Mit Fotos und Karten. Helga Hirsch erzählt die Geschichten von Menschen, die auf erzwungene, oft dramatische Weise ihre Heimat verloren haben. Vor dem Zweiten Weltkrieg leben Polen, Ukrainer, Deutsche und Juden noch gemeinsam in ihren Dörfern und Städten zwischen Oder und Bug.
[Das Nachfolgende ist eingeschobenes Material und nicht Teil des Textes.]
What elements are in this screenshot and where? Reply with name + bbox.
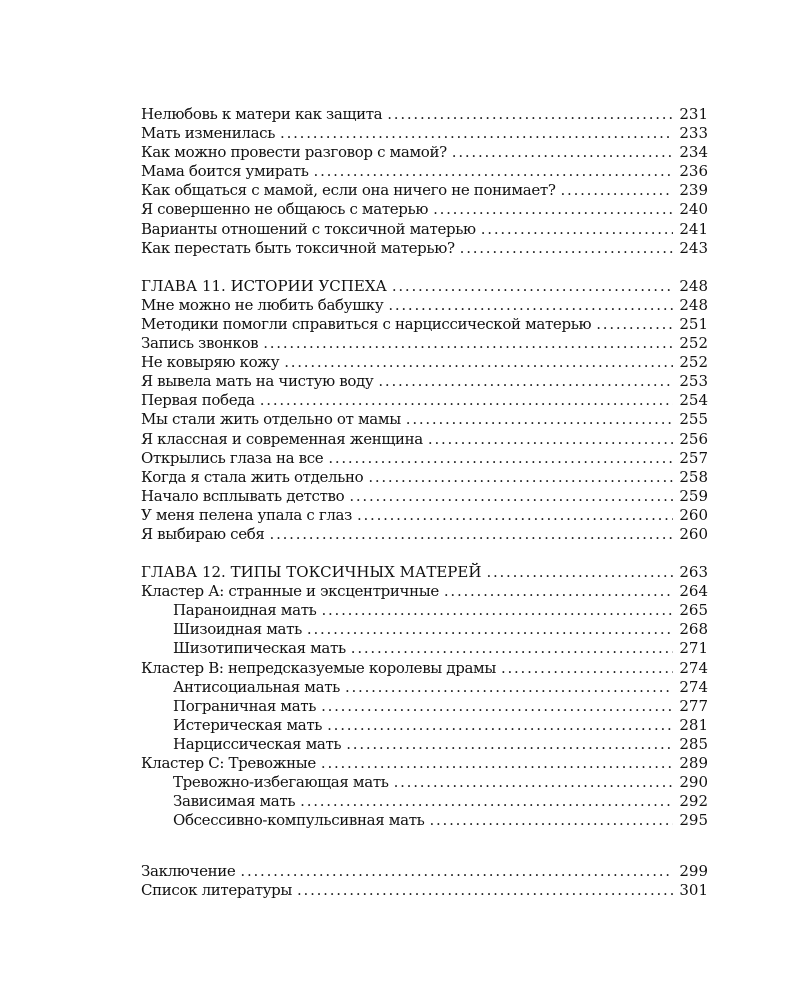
toc-entry-page: 251: [679, 314, 708, 333]
toc-entry-title: Я выбираю себя: [141, 524, 265, 543]
toc-dot-leader: [387, 105, 673, 124]
toc-entry-title: Как можно провести разговор с мамой?: [141, 143, 447, 162]
toc-dot-leader: [314, 162, 673, 181]
toc-entry-page: 268: [679, 620, 708, 639]
toc-entry-title: ГЛАВА 12. ТИПЫ ТОКСИЧНЫХ МАТЕРЕЙ: [141, 563, 482, 582]
toc-entry-title: Шизотипическая мать: [173, 639, 346, 658]
toc-entry-title: Как общаться с мамой, если она ничего не понимает?: [141, 181, 556, 200]
toc-subentry[interactable]: [141, 697, 708, 716]
toc-dot-leader: [280, 124, 673, 143]
toc-entry[interactable]: [141, 200, 708, 219]
toc-entry-page: 299: [679, 862, 708, 881]
toc-subentry[interactable]: [141, 639, 708, 658]
toc-dot-leader: [349, 487, 673, 506]
toc-entry[interactable]: [141, 220, 708, 239]
table-of-contents: [141, 105, 708, 901]
toc-entry-page: 252: [679, 353, 708, 372]
toc-entry-title: Кластер А: странные и эксцентричные: [141, 582, 439, 601]
toc-entry[interactable]: [141, 181, 708, 200]
toc-entry-page: 274: [679, 677, 708, 696]
toc-entry-title: Мне можно не любить бабушку: [141, 295, 384, 314]
toc-entry[interactable]: [141, 754, 708, 773]
toc-entry-page: 277: [679, 696, 708, 715]
toc-entry-page: 258: [679, 467, 708, 486]
toc-entry-title: Мы стали жить отдельно от мамы: [141, 410, 401, 429]
toc-entry-page: 252: [679, 334, 708, 353]
toc-entry[interactable]: [141, 487, 708, 506]
toc-subentry[interactable]: [141, 678, 708, 697]
toc-entry-page: 243: [679, 238, 708, 257]
toc-entry[interactable]: [141, 296, 708, 315]
toc-entry-title: Когда я стала жить отдельно: [141, 467, 364, 486]
toc-dot-leader: [328, 449, 673, 468]
toc-chapter-heading[interactable]: [141, 277, 708, 296]
toc-subentry[interactable]: [141, 716, 708, 735]
toc-entry-page: 264: [679, 582, 708, 601]
toc-dot-leader: [392, 277, 673, 296]
toc-entry-page: 240: [679, 200, 708, 219]
toc-entry-page: 265: [679, 601, 708, 620]
toc-entry-page: 274: [679, 658, 708, 677]
toc-dot-leader: [388, 296, 673, 315]
toc-entry-title: Мать изменилась: [141, 124, 276, 143]
toc-dot-leader: [284, 353, 673, 372]
toc-entry[interactable]: [141, 862, 708, 881]
toc-entry[interactable]: [141, 449, 708, 468]
toc-entry-page: 241: [679, 219, 708, 238]
toc-entry[interactable]: [141, 372, 708, 391]
toc-dot-leader: [351, 639, 673, 658]
toc-entry-title: Кластер В: непредсказуемые королевы драмы: [141, 658, 496, 677]
toc-entry-title: ГЛАВА 11. ИСТОРИИ УСПЕХА: [141, 276, 387, 295]
toc-entry-title: Я совершенно не общаюсь с матерью: [141, 200, 429, 219]
toc-dot-leader: [429, 811, 673, 830]
toc-entry-title: Параноидная мать: [173, 601, 317, 620]
toc-dot-leader: [345, 678, 673, 697]
toc-entry-page: 295: [679, 811, 708, 830]
toc-dot-leader: [240, 862, 673, 881]
toc-dot-leader: [327, 716, 673, 735]
toc-entry[interactable]: [141, 525, 708, 544]
toc-entry[interactable]: [141, 239, 708, 258]
toc-dot-leader: [307, 620, 673, 639]
toc-dot-leader: [452, 143, 673, 162]
toc-subentry[interactable]: [141, 601, 708, 620]
toc-entry-page: 233: [679, 124, 708, 143]
toc-entry-page: 260: [679, 505, 708, 524]
toc-entry-page: 263: [679, 563, 708, 582]
toc-entry[interactable]: [141, 881, 708, 900]
toc-entry-title: Пограничная мать: [173, 696, 317, 715]
toc-entry-page: 290: [679, 773, 708, 792]
toc-dot-leader: [270, 525, 673, 544]
toc-entry[interactable]: [141, 143, 708, 162]
toc-dot-leader: [321, 754, 673, 773]
toc-dot-leader: [346, 735, 673, 754]
toc-entry[interactable]: [141, 506, 708, 525]
toc-entry-page: 271: [679, 639, 708, 658]
toc-entry[interactable]: [141, 124, 708, 143]
toc-entry-title: Открылись глаза на все: [141, 448, 324, 467]
toc-entry-title: Запись звонков: [141, 334, 259, 353]
toc-entry-page: 255: [679, 410, 708, 429]
toc-entry-title: Начало всплывать детство: [141, 486, 345, 505]
toc-entry-title: Нарциссическая мать: [173, 734, 342, 753]
toc-entry-page: 289: [679, 754, 708, 772]
toc-entry-page: 256: [679, 429, 708, 448]
toc-entry-title: Истерическая мать: [173, 715, 323, 734]
toc-dot-leader: [596, 315, 673, 334]
toc-entry[interactable]: [141, 582, 708, 601]
toc-entry-title: Зависимая мать: [173, 792, 296, 811]
toc-entry-title: Не ковыряю кожу: [141, 353, 280, 372]
toc-subentry[interactable]: [141, 773, 708, 792]
toc-entry-page: 239: [679, 181, 708, 200]
toc-dot-leader: [501, 659, 673, 678]
toc-entry[interactable]: [141, 391, 708, 410]
toc-entry-title: Мама боится умирать: [141, 162, 309, 181]
toc-subentry[interactable]: [141, 792, 708, 811]
toc-entry[interactable]: [141, 105, 708, 124]
toc-subentry[interactable]: [141, 735, 708, 754]
toc-entry-page: 285: [679, 734, 708, 753]
toc-dot-leader: [406, 410, 673, 429]
toc-dot-leader: [263, 334, 673, 353]
toc-entry-page: 257: [679, 448, 708, 467]
toc-dot-leader: [368, 468, 673, 487]
toc-entry-page: 231: [679, 105, 708, 123]
toc-dot-leader: [444, 582, 673, 601]
toc-dot-leader: [394, 773, 673, 792]
toc-entry-title: Кластер С: Тревожные: [141, 754, 316, 772]
toc-entry-title: Заключение: [141, 862, 236, 881]
toc-entry-title: Нелюбовь к матери как защита: [141, 105, 383, 123]
toc-dot-leader: [357, 506, 673, 525]
toc-dot-leader: [561, 181, 673, 200]
toc-entry-title: Антисоциальная мать: [173, 677, 340, 696]
toc-entry[interactable]: [141, 430, 708, 449]
toc-entry-title: Обсессивно-компульсивная мать: [173, 811, 425, 830]
toc-entry-title: У меня пелена упала с глаз: [141, 505, 352, 524]
toc-entry-page: 254: [679, 391, 708, 410]
toc-entry-page: 292: [679, 792, 708, 811]
toc-entry-page: 236: [679, 162, 708, 181]
toc-entry[interactable]: [141, 468, 708, 487]
toc-entry-page: 301: [679, 881, 708, 900]
toc-entry-page: 234: [679, 143, 708, 162]
toc-entry-title: Шизоидная мать: [173, 620, 302, 639]
toc-entry-page: 248: [679, 276, 708, 295]
toc-dot-leader: [378, 372, 673, 391]
toc-dot-leader: [260, 391, 673, 410]
toc-dot-leader: [486, 563, 673, 582]
toc-entry-page: 253: [679, 372, 708, 391]
toc-entry-page: 260: [679, 524, 708, 543]
toc-entry-page: 259: [679, 486, 708, 505]
toc-entry-page: 281: [679, 715, 708, 734]
toc-dot-leader: [481, 220, 673, 239]
toc-subentry[interactable]: [141, 620, 708, 639]
toc-entry-title: Я вывела мать на чистую воду: [141, 372, 374, 391]
toc-entry-title: Варианты отношений с токсичной матерью: [141, 219, 476, 238]
toc-entry-title: Как перестать быть токсичной матерью?: [141, 238, 455, 257]
toc-entry[interactable]: [141, 334, 708, 353]
toc-entry-page: 248: [679, 295, 708, 314]
toc-dot-leader: [321, 697, 673, 716]
toc-dot-leader: [321, 601, 673, 620]
toc-entry[interactable]: [141, 353, 708, 372]
toc-entry[interactable]: [141, 315, 708, 334]
toc-entry-title: Первая победа: [141, 391, 255, 410]
toc-dot-leader: [433, 200, 673, 219]
toc-entry[interactable]: [141, 410, 708, 429]
toc-entry[interactable]: [141, 162, 708, 181]
toc-subentry[interactable]: [141, 811, 708, 830]
toc-entry-title: Тревожно-избегающая мать: [173, 773, 389, 792]
toc-entry-title: Методики помогли справиться с нарциссической матерью: [141, 314, 592, 333]
toc-entry-title: Список литературы: [141, 881, 293, 900]
toc-dot-leader: [300, 792, 673, 811]
toc-chapter-heading[interactable]: [141, 563, 708, 582]
toc-dot-leader: [428, 430, 673, 449]
toc-dot-leader: [460, 239, 673, 258]
toc-entry-title: Я классная и современная женщина: [141, 429, 423, 448]
toc-entry[interactable]: [141, 659, 708, 678]
toc-dot-leader: [297, 881, 673, 900]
Doch hinter der friedlichen Fassade gären längst enorme Spannungen. Der Einmarsch der Deutschen in Polen bringt diese Mischung zur Explosion. Es folgen Jahre, in denen die Region zu den am schwersten umkämpften in Mitteleuropa gehört. Inmitten all dieser Kriegswirren versuchen die Menschen, ihren Alltag weiterzuleben und sind ihnen doch schutzlos ausgeliefert. Ob "heim ins Reich" oder Flucht vor der deutschen Besatzungsmacht, ob Umsiedlung ins sogenannte "Generalgouvernement", Deportation aus Ostpolen in die Sowjetunion oder die Vertreibung der Deutschen während und nach dem Krieg: Die Erfahrung des Heimatverlustes teilen Millionen von Menschen; sie prägt ihr Leben bis heute. Und sie wirkt in nachfolgenden Generationen weiter.
Rezensionsnotiz zu
Süddeutsche Zeitung, 20.11.2007
Berührt zeigt sich Rezensent Thomas Urban von Helga Hirschs Buch über zehn Menschen - Polen, Ukrainer und Deutsche -, die während und nach dem Zweiten Weltkrieg durch Umsiedlung, Flucht oder Vertreibung ihre Heimat verloren haben. Er begrüßt, dass die Autorin bei ihrer Schilderung dieser Lebensgeschichten die Porträtierten auch selbst zu Wort kommen lässt. Deutlich wird für ihn, dass diese Menschen unabhängig von der Staatsangehörigkeit oft dasselbe Schicksal teilten. Dabei hält er der Autorin zugute, die große Geschichte nicht aus dem Blick zu verlieren. Wie Urban hervorhebt, skizziert sie vor jedem der Kapitel die politischen Hintergründe. Der Rezensent jedenfalls kann die Lektüre nur empfehlen, auch weil das Buch zeige, "warum dieser Themenkomplex bis heute einen Schatten auf die deutsch-polnischen Beziehungen wirft".